Violons et alto debout, violoncelle surélevé par une petite estrade : la position adoptée par les instrumentistes leur permet de mieux faire corps avec une musique dont ils restituent la variété d’atmosphère et de texture en fuyant la sécheresse et l’intellectualisme. L’option très vécue, très incarnée des Elmire, leur intelligence organique de ce Bartók était déjà présente en 2019, mais avec le temps écoulé, les changements intervenus dans la composition du groupe et l’expérience du concert, ils ont beaucoup gagné en homogénéité et en personnalité sonore ; la portée de leur propos n’en devient que plus grande, plus aiguisée. ProQuartet avait vu juste en les accueillant parmi ses ensembles en résidence dès 2018, tout comme la Fondation Singer-Polignac où le quatuor réside présentement.
Michel Dalberto © Lyodoh Kaneko
De 1918, le Quatuor n° 2 de Bartók a pour compagnon de programme un autre chef-d’œuvre exactement contemporain, français celui-là, et pas – sûrement pas – moins grand : le Quintette en ut mineur pour piano et cordes, op. 42 de Louis Vierne. Écrit après la mort au front du fils et du frère du musicien, l’ouvrage est nourri de ces dramatiques coups du sort, auxquels s’ajoutaient la cécité de l’artiste et la mort précoce d’un premier enfant en 1913. Affreuse période ...
Une grande interprétation du Quintette op. 42 produit toujours l’effet d’un coup de poing ; tel est bien ce que l’on a ressenti lors la rencontre du Quatuor Elmire et de Michel Dalberto. La partie de clavier de l’Opus 42 trouve en ce dernier un serviteur de premier ordre capable d’en assumer la redoutable difficulté certes, mais surtout de traduire le désespoir, la violente rage dont la musique est porteuse ; état d’esprit auquel les archets adhèrent avec une non moins convaincante intensité.
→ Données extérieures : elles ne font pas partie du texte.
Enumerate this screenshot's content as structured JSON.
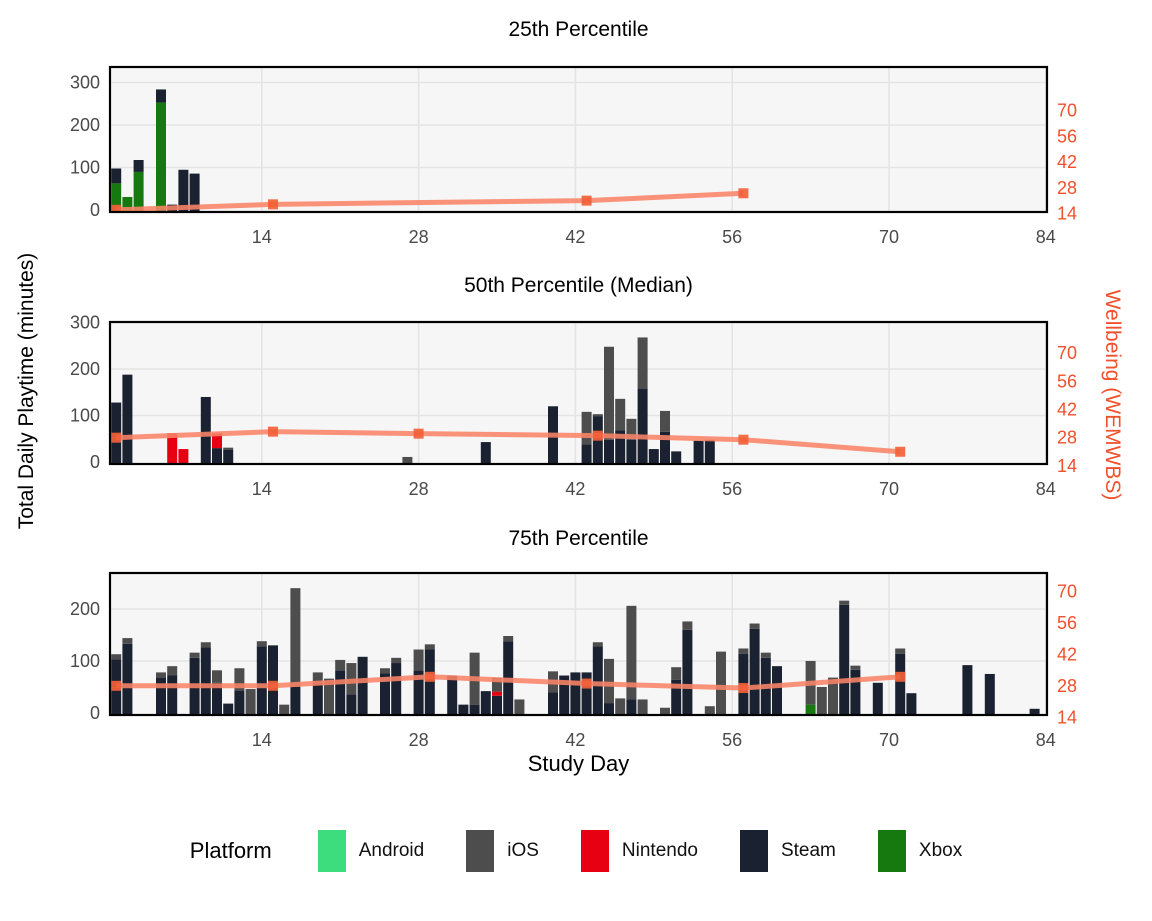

Musique d’une rare noirceur : on ne peut que la rapprocher de Solitude op. 44, pièce pour piano de 1918 dans laquelle "le souvenir des disparus hante le solitaire".
Les meilleures choses ont parfois une suite ; ce sera le cas pour ce Quintette op. 42 de Vierne : les interprètes le reprendront à Chambord le 9 juillet (2), dans le cadre du festival que le château accueille du 3 au 16 juillet. Le programme ne commencera pas par Bartók, mais au piano solo avec la Sonate en si mineur (choix qui fait écho au bel album lisztien que Michel Dalberto vient de signer pour La Dolce Volta). Autant dire que la soirée ne perdra rien en intensité.